Hi,
compiling the following code snippet
extern "C" __global__ void
test_kernel(double * C, const double * A)
{
const int tix = threadIdx.x;
float tmp = (float)tix;
const double *trackA = A + (int)tmp;
*C = trackA[0];
}
saved as test.cu with
nvcc -arch sm_35 -v -Xptxas="-v" -keep -ftz=false -cubin test.cu
I get the following strange output
ptxas info : 11 bytes gmem
ptxas info : Compiling entry function 'test_kernel' for 'sm_35'
ptxas info : Function properties for test_kernel
0 bytes stack frame, 0 bytes spill stores, 0 bytes spill loads
ptxas info : Used 6 registers, 336 bytes cmem[0]
Inspecting the ptx file I find
//
// Generated by NVIDIA NVVM Compiler
// Compiler built on Fri May 10 02:50:05 2013 (1368147005)
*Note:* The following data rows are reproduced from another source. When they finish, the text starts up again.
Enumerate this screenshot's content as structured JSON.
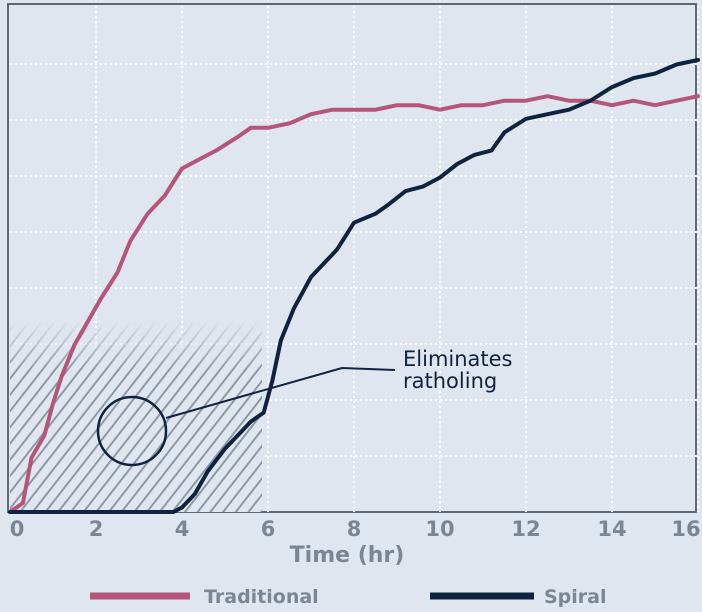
{
  "chart_data": {
    "type": "line",
    "xlabel": "Time (hr)",
    "ylabel": "",
    "title": "",
    "xlim": [
      0,
      16
    ],
    "ylim": [
      0,
      1
    ],
    "x_ticks": [
      "0",
      "2",
      "4",
      "6",
      "8",
      "10",
      "12",
      "14",
      "16"
    ],
    "grid": true,
    "legend_position": "bottom",
    "series": [
      {
        "name": "Traditional",
        "color": "#b5557a",
        "points": [
          [
            0,
            0.0
          ],
          [
            0.3,
            0.02
          ],
          [
            0.5,
            0.12
          ],
          [
            0.8,
            0.17
          ],
          [
            1.0,
            0.24
          ],
          [
            1.2,
            0.3
          ],
          [
            1.5,
            0.37
          ],
          [
            1.8,
            0.42
          ],
          [
            2.1,
            0.47
          ],
          [
            2.3,
            0.5
          ],
          [
            2.5,
            0.53
          ],
          [
            2.8,
            0.6
          ],
          [
            3.2,
            0.66
          ],
          [
            3.6,
            0.7
          ],
          [
            4.0,
            0.76
          ],
          [
            4.4,
            0.78
          ],
          [
            4.8,
            0.8
          ],
          [
            5.3,
            0.83
          ],
          [
            5.6,
            0.85
          ],
          [
            6.0,
            0.85
          ],
          [
            6.5,
            0.86
          ],
          [
            7.0,
            0.88
          ],
          [
            7.5,
            0.89
          ],
          [
            8.0,
            0.89
          ],
          [
            8.5,
            0.89
          ],
          [
            9.0,
            0.9
          ],
          [
            9.5,
            0.9
          ],
          [
            10.0,
            0.89
          ],
          [
            10.5,
            0.9
          ],
          [
            11.0,
            0.9
          ],
          [
            11.5,
            0.91
          ],
          [
            12.0,
            0.91
          ],
          [
            12.5,
            0.92
          ],
          [
            13.0,
            0.91
          ],
          [
            13.5,
            0.91
          ],
          [
            14.0,
            0.9
          ],
          [
            14.5,
            0.91
          ],
          [
            15.0,
            0.9
          ],
          [
            15.5,
            0.91
          ],
          [
            16.0,
            0.92
          ]
        ]
      },
      {
        "name": "Spiral",
        "color": "#0f2340",
        "points": [
          [
            0,
            0.0
          ],
          [
            3.8,
            0.0
          ],
          [
            4.0,
            0.01
          ],
          [
            4.3,
            0.04
          ],
          [
            4.6,
            0.09
          ],
          [
            5.0,
            0.14
          ],
          [
            5.3,
            0.17
          ],
          [
            5.6,
            0.2
          ],
          [
            5.9,
            0.22
          ],
          [
            6.1,
            0.29
          ],
          [
            6.3,
            0.38
          ],
          [
            6.6,
            0.45
          ],
          [
            7.0,
            0.52
          ],
          [
            7.3,
            0.55
          ],
          [
            7.6,
            0.58
          ],
          [
            7.8,
            0.61
          ],
          [
            8.0,
            0.64
          ],
          [
            8.5,
            0.66
          ],
          [
            8.8,
            0.68
          ],
          [
            9.2,
            0.71
          ],
          [
            9.6,
            0.72
          ],
          [
            10.0,
            0.74
          ],
          [
            10.4,
            0.77
          ],
          [
            10.8,
            0.79
          ],
          [
            11.2,
            0.8
          ],
          [
            11.5,
            0.84
          ],
          [
            12.0,
            0.87
          ],
          [
            12.5,
            0.88
          ],
          [
            13.0,
            0.89
          ],
          [
            13.5,
            0.91
          ],
          [
            14.0,
            0.94
          ],
          [
            14.5,
            0.96
          ],
          [
            15.0,
            0.97
          ],
          [
            15.5,
            0.99
          ],
          [
            16.0,
            1.0
          ]
        ]
      }
    ],
    "annotations": [
      {
        "text": "Eliminates ratholing",
        "x": 3.0,
        "y": 0.145
      }
    ]
  }
}
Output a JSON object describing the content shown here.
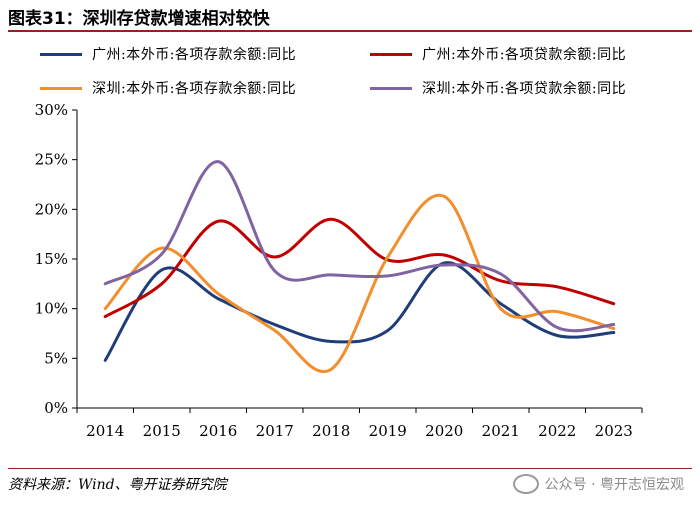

// Cuda compilation tools, release 5.5, V5.5.0
//
.version 3.2
.target sm_35
.address_size 64
.file 1 ".../test.cu", 1375867951, 197
.file 2 "/usr/local/cuda/bin/../targets/x86_64-linux/include/cuda_device_runtime_api.h", 1369186301, 7655
.file 3 "/usr/local/cuda/bin/../targets/x86_64-linux/include/device_functions.h", 1369186301, 185228
.global .align 1 .b8 $str[11] = {95, 95, 67, 85, 68, 65, 95, 70, 84, 90, 0};
i.e. there is a string variable ‘__CUDA_FTZ’ written to global memory. The problem seems to be the
the part “A + (int)tmp”. Setting the compiler option -ftz=false or -ftz=true does not make any difference. I did not see this behaviour under CUDA 5.0. I also do not understand why the cuda_device_runtime_api.h is included. Thanks for any help on this.